In its final report released Wednesday, the US Mine Safety and Health Administration said electrician Steven O’Dell, 27, was killed November 30 when he was caught between the maintenance scoop and continuous miner at White Buck Coal’s Pocahontas operation in Rupert, Greenbrier County.
“O’Dell was positioned beside the cutting head of the continuous mining machine cleaning bolt holes in preparation for the replacement of the offside cutter drum when the maintenance scoop pinned him against the machine,” investigators said.
“When the accident occurred, the scoop was traveling battery end first, through the second connecting crosscut outby the face between the No. 6 and 7 entries.”
A review of the victim’s certifications and training found no deficiencies. O’Dell had three years of mining experience at the time of the incident, nearly all of it with Pocahontas.
Both of the machines involved in the accident were also inspected, and no mechanical deficiencies were identified that would have affected their safe operation.
“The accident occurred because the sight range and distance of the scoop operator was limited due to the terrain of the mine floor, the type and condition of ventilation controls, and the extraneous material placed on top of the rear portion of the maintenance scoop,” MSHA concluded in the report.

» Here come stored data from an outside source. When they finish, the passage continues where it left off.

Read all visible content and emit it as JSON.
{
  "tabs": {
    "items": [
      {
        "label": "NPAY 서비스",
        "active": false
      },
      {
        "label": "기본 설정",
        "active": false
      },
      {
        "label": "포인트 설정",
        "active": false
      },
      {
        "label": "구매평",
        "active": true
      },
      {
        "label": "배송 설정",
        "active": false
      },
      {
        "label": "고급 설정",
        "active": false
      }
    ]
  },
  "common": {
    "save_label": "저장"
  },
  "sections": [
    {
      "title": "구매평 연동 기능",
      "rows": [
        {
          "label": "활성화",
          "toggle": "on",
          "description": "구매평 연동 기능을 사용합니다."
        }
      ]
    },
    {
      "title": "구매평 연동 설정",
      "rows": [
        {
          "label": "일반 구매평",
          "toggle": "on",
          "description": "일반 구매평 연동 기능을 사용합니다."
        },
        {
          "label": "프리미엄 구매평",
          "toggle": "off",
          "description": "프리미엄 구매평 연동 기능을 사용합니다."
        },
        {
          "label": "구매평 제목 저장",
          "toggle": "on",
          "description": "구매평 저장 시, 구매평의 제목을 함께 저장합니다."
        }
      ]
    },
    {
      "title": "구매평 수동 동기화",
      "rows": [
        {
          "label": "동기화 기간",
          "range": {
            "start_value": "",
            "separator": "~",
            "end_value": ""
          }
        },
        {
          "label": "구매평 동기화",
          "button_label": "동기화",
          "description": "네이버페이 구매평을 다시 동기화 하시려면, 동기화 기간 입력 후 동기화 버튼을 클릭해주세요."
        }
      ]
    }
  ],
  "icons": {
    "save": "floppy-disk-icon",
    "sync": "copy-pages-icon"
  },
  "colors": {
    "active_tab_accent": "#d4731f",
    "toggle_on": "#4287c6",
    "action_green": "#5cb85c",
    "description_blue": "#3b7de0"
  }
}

“The mine operator was not using barriers to prevent mobile equipment from operating near miners conducting maintenance work.
“The mine operator was [also] not requiring that all miners use personal protective equipment, such as wearable strobe light, to increase their visibility.”
In its corrective actions of the incident’s root causes, officials issued a 314(b) safeguard to White Buck ordering strobe lights be worn by all miners while traveling inby the section loading point.
The light, the agency said, must be worn in a way to ensure the individual can be seen while the miner is faced from the rear.
The operator submitted a revision to its training plan to train miners on the provisions of the safeguard.
Additionally, MSHA said, a safety hazard involving visibility existed on the mine’s No. 2 section, specially that ventilation curtains (also known as fly pads) in use were not constructed completely of transparent material and were not maintained such that scratches, dirt, mud and other debris did not obstruct the visibility of the machine operator.
“The geologic conditions of the mine also caused limited visibility in some areas for machine operators due to undulations in the mine floor and the natural dipping of the coal seam, which made it difficult to see miners and other machinery in active areas where mobile equipment was being operated,” investigators said.
To rectify the issue, MSHA issued another 314(b) safeguard and ordered that transparent ventilation curtains be installed throughout the section, and be maintained as such, to allow an equipment operator to see beyond the ventilation controls.
Finally, the probe found, a modification to the maintenance scoop, which included installation of storage boxes, a welder/bonder and other items on the frame of the maintenance scoop limited the sight distance of the scoop operator.
Another 314(b) was issued on that finding, and the operator is required to maintain all mobile face equipment so mechanical or electrical components, supplies or other extraneous material be located in such a manner that they cannot obstruct or limit the machine operator’s visibility while the machine is in operation.
White Buck Pocahontas is controlled by Alpha Natural Resources.
The room and pillar mine employs 91 underground coal miners and six surface employees. It has two active sections, each with two continuous mining machines operating with separate splits of ventilating air.
It produces bituminous coal from the Pocahontas No. 6 seam.
Prior to the accident, MSHA had completed the last regular safety and health inspection on September 27, 2012.
The mine’s Non-Fatal Days Lost injury incidence rate in 2011 was 9.77, versus the national NFDL rate of 3.36.